“Often
when he was teaching me to write in Greek the Fox would say, ‘Child, to say the
very thing you really mean, the whole of it, nothing more or less or other than
what you really mean; that’s the whole art and joy of words.’
A
glib saying. When the time comes to you at which you will be forced to at last
utter the speech which has lain at the center of your soul for years, which you
have, all that time, idiot-like, been saying over and over, you’ll not talk of
the joy of words. I saw well why the gods do not speak to us openly, nor let us
answer. Till that word can be dug out of us, why should they hear the babble
that we think we mean? How can they meet us face to face till we have faces?”
-Orual's discussion of the gods.
Till
We Have Faces by C.S. Lewis
It’s been a while since I’ve last written. I could
tell you that I have been busy (which is very true, I recently moved, I have
two new, different jobs and I have been attending a new church somewhat
regularly – though I still have commitment issues.)
But honestly, that’s not it at all. I’ve been
afraid to write. I started to realize the responsibility of this blog and worst
of all, I began to feel doubt.
Why would God use me? I’m a mess. I’m childish. I
make so many mistakes. I’m selfish. And this is all a terrible thing to
believe. Well yes, my failures are true, but to doubt the statement:
Why
would God use me?
That doubt followed by the confusion of “Who am I,
really?” that I was dealing with, would unravel me.
Suddenly I was 21, and all the rules changed. And
everything else changed too. The places I worked. The people I knew. The places
I worshipped. The house I lived in.
But I am no stranger to change. I’ve dealt with
worse. What was it this time?
I have a rather strange talent. I may forget your
name or where I put my phone or what I may have done yesterday, but I can
remember the exact date of certain things. Usually it’s the date of when I
first meet someone. And sometimes, I’ll even remember what you wore.
Now August will always remind me of someone,
someone who I considered to be one of my closest friends. We became friends in
August and then we ‘unbecame’ friends in August, almost on the same exact day,
just five years apart.
Six years ago, next week, I hung out with a family
that I had known most of my life, but it was that day that I met my dearest
friend.

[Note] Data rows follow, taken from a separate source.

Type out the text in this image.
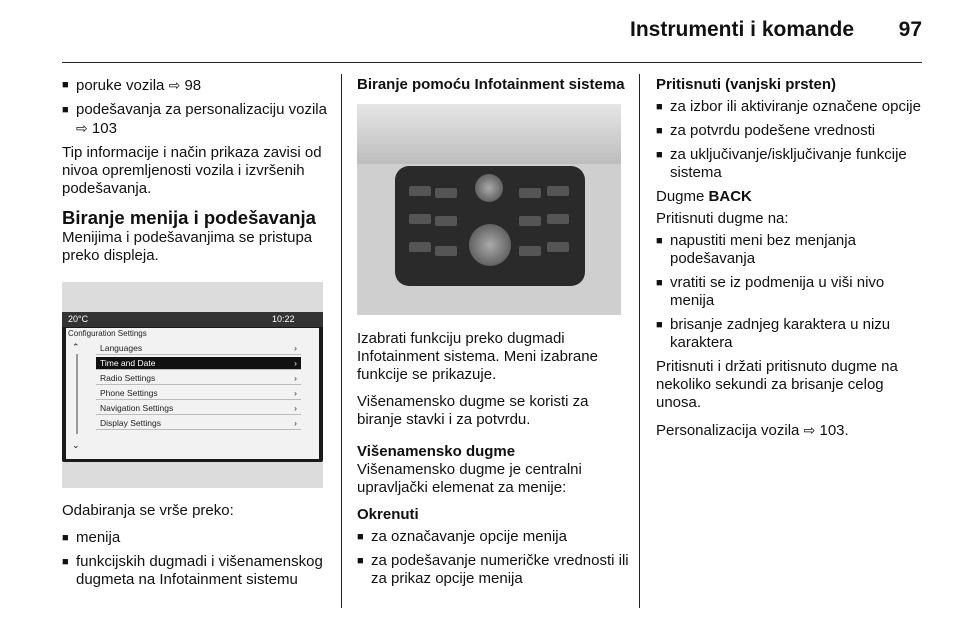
Instrumenti i komande	97
■ poruke vozila ⇨ 98
■ podešavanja za personalizaciju vozila ⇨ 103

Tip informacije i način prikaza zavisi od nivoa opremljenosti vozila i izvršenih podešavanja.

Biranje menija i podešavanja

Menijima i podešavanjima se pristupa preko displeja.

20°C	10:22
Configuration Settings
⌃
⌄
Languages	›
Time and Date	›
Radio Settings	›
Phone Settings	›
Navigation Settings	›
Display Settings	›

Odabiranja se vrše preko:

■ menija
■ funkcijskih dugmadi i višenamenskog dugmeta na Infotainment sistemu
Biranje pomoću Infotainment sistema

Izabrati funkciju preko dugmadi Infotainment sistema. Meni izabrane funkcije se prikazuje.

Višenamensko dugme se koristi za biranje stavki i za potvrdu.

Višenamensko dugme

Višenamensko dugme je centralni upravljački elemenat za menije:

Okrenuti
■ za označavanje opcije menija
■ za podešavanje numeričke vrednosti ili za prikaz opcije menija
Pritisnuti (vanjski prsten)
■ za izbor ili aktiviranje označene opcije
■ za potvrdu podešene vrednosti
■ za uključivanje/isključivanje funkcije sistema

Dugme BACK

Pritisnuti dugme na:

■ napustiti meni bez menjanja podešavanja
■ vratiti se iz podmenija u viši nivo menija
■ brisanje zadnjeg karaktera u nizu karaktera

Pritisnuti i držati pritisnuto dugme na nekoliko sekundi za brisanje celog unosa.

Personalizacija vozila ⇨ 103.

It’s funny how you could know someone all your life and yet never be
friends with them and suddenly be friends. How often can you genuinely say to
someone, “You too? I thought I was the only one!”
We would grow closer, but due to distance and time,
we would grow apart.
One year ago, next week, we hung out for the first
time in a really long time. And it felt like how it used to be.
But the great time we were having would soon end… and
turn into an argument that would last two weeks.
One of the last things he would ever say to me was,
“I don’t think I could be friends with a girl like you.”
It doesn’t matter whom I was arguing with or what
we were arguing about or even who was right or wrong. I’m pretty sure neither
of us were right or wrong. But it was a simple phrase that changed my entire
view of who I was. It would echo in everything I would do and every decision I
would make.
What kind of girl am I? Am I a girl who drinks? Am
I a girl who will finish her college degree? Am I a girl who still believes in
the Church? Am I girl who writes? Am I a girl who could trust people? Am I girl
that God could use, that God would want to use?
All these questions, I became a shadow of the girl
I could be. I was so afraid that I simply stopped asking, not doing anything. I
just gave up. I gave up on writing. I gave up on art. I gave up on people. And
in giving up in all those things, I gave up on God.
See, I’ve been quite lost these last few months and
that is why I haven’t really been writing.
But God, He never left me. I found myself in Him
again in the last few weeks. And in the last few weeks, the Devil has been
throwing so many distractions and doubts my way to keep me lost.
I still don’t know what kind of girl I am. I know I’m a girl who has made
mistakes. I know I am a girl who is selfish. I know I’m a girl who has hurt
people and has been hurt by people. I know I’m a girl who is terribly afraid of
not being enough.
But God found me, and He loves me so much that He
gave up His son to die for me.
And really, isn’t that all that truly matters in
the end? That is when we have found our face, our true face, His.